In this second of a two-part series for Entrepreneur Exchange, President of Friendly Folks, Inc. Scott Kochman talks about sales and marketing, offers some key business management tips and shares the words that inspire him most:
What marketing strategies have you found to be most successful in growing your business?
Getting customers on the phone and providing such good customer service that they think of you as a friend, not just a “business.” Our goal is to develop a relationship with people, not “sell” to them. In this economy, it’s called the value proposition. A great example is Zappos. Everyone should learn as much as they can from that business.
What on-line, software or other resources have helped you the most in managing all aspects of your company? Why and how have they been helpful?
Quickbooks has been instrumental. Also, now that online applications are everywhere, using Microsoft exchange for email and an easy-to-use CRM (customer relationship management) has helped me keep things organized.
What did you do before you decided to become your own boss, and how have those skills helped you in your current business?
Well, I was in music and management. But for me, the MOST important skill to have is to be able to deal with people. If you get along with other people and are focused on what you need to do, you’ll be successful. There’s no big secret out there. We need other people to help us with every step of our journey in business. And if people like you and you’re generally a pleasant upbeat person, you’ll do well.
What process do you follow to successfully close on a lead and make the final sale? Any tips?

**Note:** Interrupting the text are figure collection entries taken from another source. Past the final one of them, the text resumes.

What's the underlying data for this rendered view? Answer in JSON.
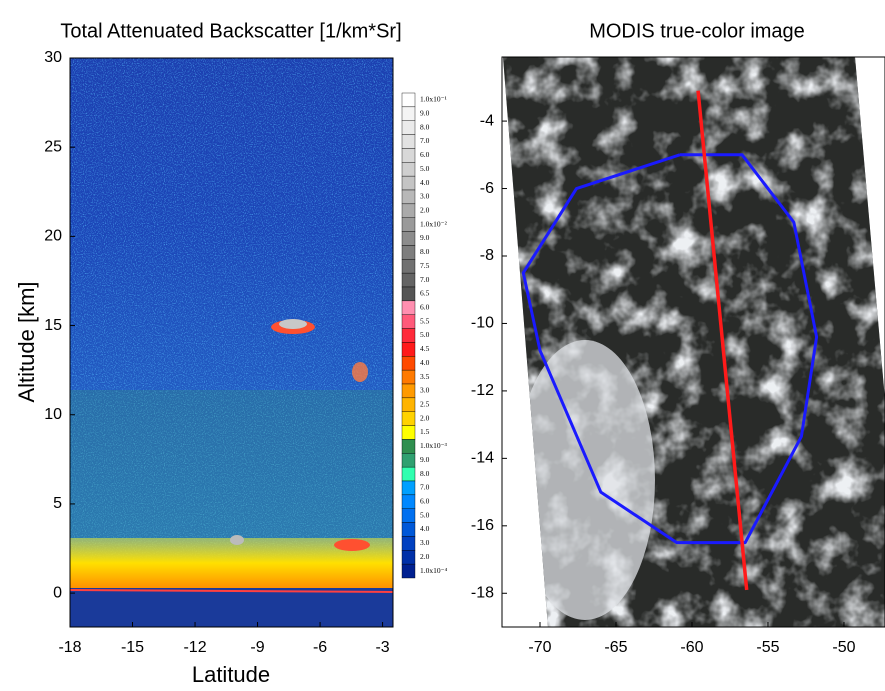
{
  "chart_data": [
    {
      "type": "curtain",
      "title": "Total Attenuated Backscatter [1/km*Sr]",
      "xlabel": "Latitude",
      "ylabel": "Altitude [km]",
      "xlim": [
        -18,
        -2.5
      ],
      "ylim": [
        -1.9,
        30
      ],
      "xticks": [
        -18,
        -15,
        -12,
        -9,
        -6,
        -3
      ],
      "yticks": [
        0,
        5,
        10,
        15,
        20,
        25,
        30
      ],
      "colorbar": {
        "labels": [
          "1.0x10⁻¹",
          "9.0",
          "8.0",
          "7.0",
          "6.0",
          "5.0",
          "4.0",
          "3.0",
          "2.0",
          "1.0x10⁻²",
          "9.0",
          "8.0",
          "7.5",
          "7.0",
          "6.5",
          "6.0",
          "5.5",
          "5.0",
          "4.5",
          "4.0",
          "3.5",
          "3.0",
          "2.5",
          "2.0",
          "1.5",
          "1.0x10⁻³",
          "9.0",
          "8.0",
          "7.0",
          "6.0",
          "5.0",
          "4.0",
          "3.0",
          "2.0",
          "1.0x10⁻⁴"
        ],
        "colors": [
          "#ffffff",
          "#f4f4f4",
          "#ebebeb",
          "#e2e2e2",
          "#d8d8d8",
          "#cfcfcf",
          "#c4c4c4",
          "#b8b8b8",
          "#aaaaaa",
          "#9a9a9a",
          "#8c8c8c",
          "#7e7e7e",
          "#717171",
          "#646464",
          "#555555",
          "#ff8fb0",
          "#ff5a7a",
          "#ff2a3a",
          "#ff1a1a",
          "#ff4a00",
          "#ff7a00",
          "#ff9a00",
          "#ffb400",
          "#ffd200",
          "#ffff00",
          "#2f8f4f",
          "#2fa070",
          "#30ffb0",
          "#00a0ff",
          "#0088ff",
          "#0070f0",
          "#0058d8",
          "#0040c0",
          "#0030a8",
          "#002090"
        ]
      }
    },
    {
      "type": "map",
      "title": "MODIS true-color image",
      "xlim": [
        -72.5,
        -47.3
      ],
      "ylim": [
        -19,
        -2.1
      ],
      "xticks": [
        -70,
        -65,
        -60,
        -55,
        -50
      ],
      "yticks": [
        -4,
        -6,
        -8,
        -10,
        -12,
        -14,
        -16,
        -18
      ],
      "polygon": {
        "color": "#1a1aff",
        "x": [
          -60.8,
          -56.7,
          -53.3,
          -51.8,
          -52.8,
          -56.5,
          -61.0,
          -66.0,
          -70.0,
          -71.1,
          -67.6,
          -60.8
        ],
        "y": [
          -5.0,
          -5.0,
          -7.0,
          -10.4,
          -13.35,
          -16.5,
          -16.5,
          -15.0,
          -10.8,
          -8.5,
          -6.0,
          -5.0
        ]
      },
      "track": {
        "color": "#ff1a1a",
        "x": [
          -59.6,
          -56.4
        ],
        "y": [
          -3.1,
          -17.9
        ]
      }
    }
  ]
}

First off, I do NOT try and sell people. I become their friend and give them as much information as they need to make a decision. I actually like talking to people, so it’s natural for me. I think I got that from my mother. She can talk for hours on end without stopping! But how I get them on the phone is important. You must remember that people are getting bombarded with sales calls from all kinds of companies. They have a wall up and do not want to talk to anyone, regardless of what company they’re from. If they don’t recognize the number, they won’t answer. So I try and develop a rapport through email first. I need people to realize that I’m here to help and not to just make a quick sale. Once people realize that, they’ll get on the phone with me, and then I can get to know them. And once I do, I’ll recommend something for them based on my discussion. Many times, if someone does not have a lot of money, I’ll recommend our least expensive package, and I think that surprises folks. They always think I’m going to try for the expensive one. But I want people to be successful because ultimately, that’s how my business grows. I want a long-term customer, not just a one-time sale.
If you work from home, what are the greatest benefits to doing so? What are the drawbacks, and how do you manage them?
For me, working from home is tough. When I first started out, I walked around in my underwear all day (seriously), ate constantly, took naps, watched tv and cleaned my apartment. Then I took a small area, cornered it off and put everything related to business in that one place. This way, it was like my small office. That helped a lot. I think some people thrive from home and some don’t. I love having an office to go to everyday. I’m much more productive. And these days, the good news is that unless you live in a big city, you can get a small one- or two-room office for a couple of hundred bucks a month. You can even lease some space from an already existing business. I think each person is different and if you can manage the distractions, working from home can be amazing.
What is your favorite motto and/or quote when it comes to business? Any words of encouragement and/or inspiration for the budding entrepreneur?
Zig Zigler: “Help enough people get what they want, and you’ll get what you want.” I love that, and it’s so true in today’s economy!
About Scott: A NJ native son and having attended music school at Syracuse given his passion for the trumpet, Scott Kochman always figured he’d wind up a symphony musician. However, that duel major in business along with his entrepreneurial spirit won out when he started a personalized keepsakes and music production company more than 14 years ago. Today, Friendly Folks, Inc. is one of the most respected companies of its kind in the industry and still growing strong!